Trap and Trace
Megan Carney
Publication date: July 18th 2017
Genres: Adult, Adventure, Thriller

A sabotaged CIA operation makes Navy Trent a captive. But surviving the kidnapping is just the beginning of her ordeal. The CIA will kill her if she doesn’t stay quiet. The saboteurs will kill her if she does. Navy is forced into a high-tech, high-stakes game of cat-and-mouse where only her wits – and a little bit of luck – can keep her alive.

Goodreads / Amazon

 

Author Bio:

Megan Carney is an author, geek and amateur photographer living in the Twin Cities. She has ten years of experience in the field of computer security. Her previous short story publications include: ‘Flighty Youth’ in the Raritan, ‘Modern Mayhem’ in the Wayfarer, ‘Swing By Close’ in the Wayfarer, ‘Directions’ in the Bell Tower. ‘Swing By Close’ and ‘Directions’ both won first prize in the fiction sections of that issue. The Christian Science Monitor dubbed her self-published photography book, ‘Signs of My Cities’ as having “youthful zest.”

Her non-literary creations include: a robot to clean the bathroom tub, Zim and Gir costumes, No-Dig tomato stakes, StickFriend the bear bag hanger, and a burning coal costume so she could be Katniss for a night.

 

author-interview

  1. Do you do a lot of research for your books?

 

I do. I probably research too much, but I think even in fiction getting the details right matter. If I see a show or a book where torture is used and it’s portrayed as an effective solution to a problem I get a little upset. Or if I read something that implies Islam is synonymous with terrorism. Even though stories are fiction, the subconscious is a tricky thing.

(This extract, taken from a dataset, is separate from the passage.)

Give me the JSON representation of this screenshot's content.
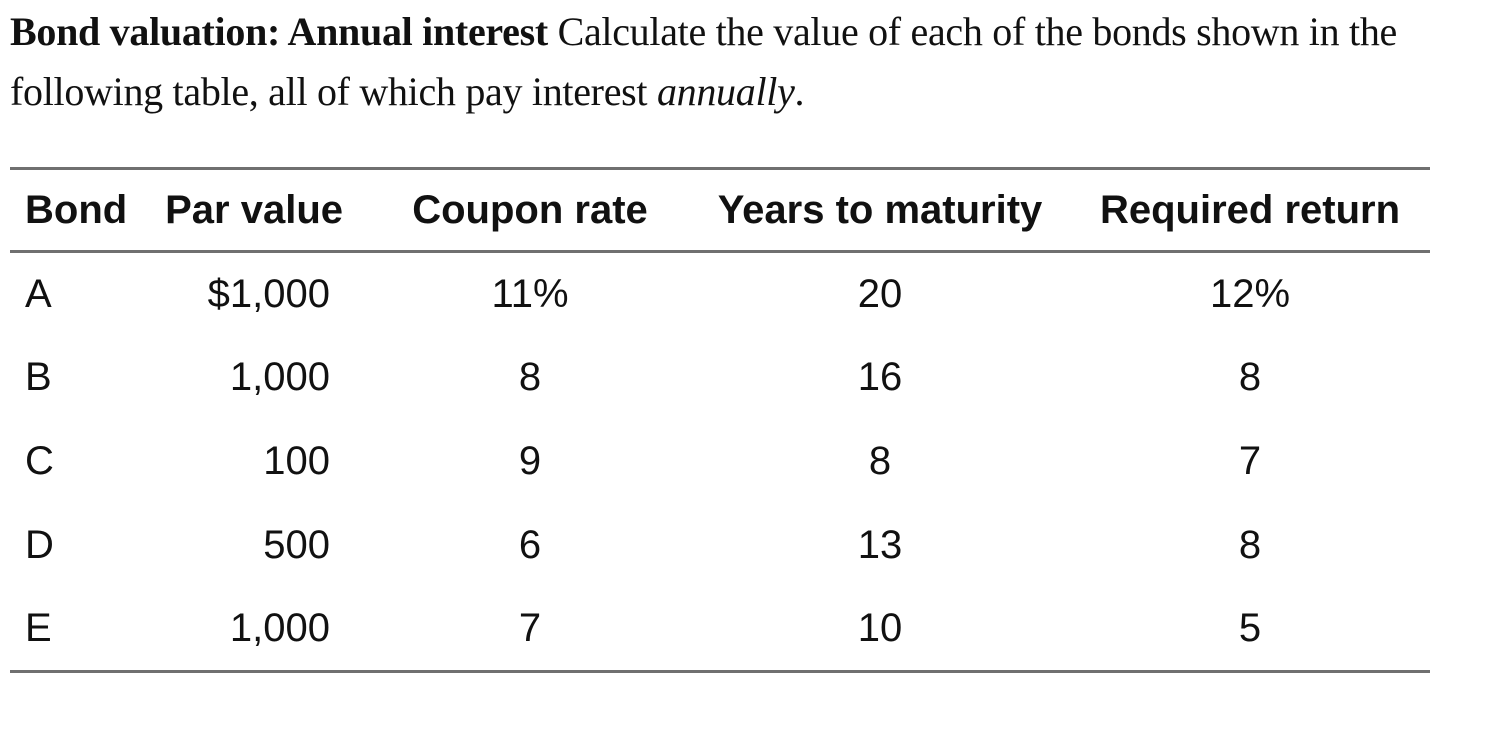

Readers carry the ideas from books into real life, whether they know it or not.

 

The hardest thing I’ve found is that you can’t fit everything you learn in your novel without making it a text book. The book I’m working right now involves North Korea and I read so many terrible, fascinating things I wish I could share with the world. But I have to choose carefully what I put in so I don’t overwhelm the story with facts.

 

  1. Are any of your characters based on people in your life?

 

Very loosely. Tying a character too closely to a real-life person is distracting for me. I find myself asking “would this person do that?” and I can never answer those questions for sure. Also, I don’t want anyone I know to feel like they found themselves in a character I’ve written. On occasion, I ‘ve used a direct quote from one of my friends but I always run it by them first.

 

  1. Any favorite drinks/food you have while writing?

 

I tend to lose time and forget to eat when I really get caught up. But a good cup of hot chocolate never hurts.

 

  1. Did you always know you wanted to be a writer?

 

Yes, though I gave up the dream for a while. When I picked the idea back up, I had to adjust my expectations. I had this idea that you work to get an agent, and then you get a book contract and then, poof!, magically the rest takes care of itself. I don’t know if the publishing business ever was that way, but it’s certainly not that way now. Even the authors I know who have contracts with publishers aren’t necessarily getting a lot of support from their publishers, unless their books are bestsellers.

 

I don’t know if writing will ever be my day job. I hope so. But I know it’s something I have to do, so I’ll just keep doing it.

 

  1. You have experience in computer security. Did you get a lot of ideas while doing that kind of work?

 

I have more novels in my head than I have time to write. Pretty much every day I see a headline or a some sort of research that gives me a new idea. Just last year I saw this article about how some researchers had discovered glasses with a special pattern on the frame could defeat facial recognition algorithms and trick them into seeing someone entirely different. Not a pattern on the lenses, just on the frame itself. The internet of things also has a lot of potential stories.

 

Devices like Alexa and Google Home are listening all the time. Any device with voice-activated commands is listening all the time. Just recently, there was a case where recordings from Alexa were subpoenaed by investigators on a murder case. I could see a lot of interesting plot twists where voice recordings are abused by an attacker, or used against one. Even some fancy refrigerators have internet-connected features now where someone could potentially display messages, or mess with your grocery list.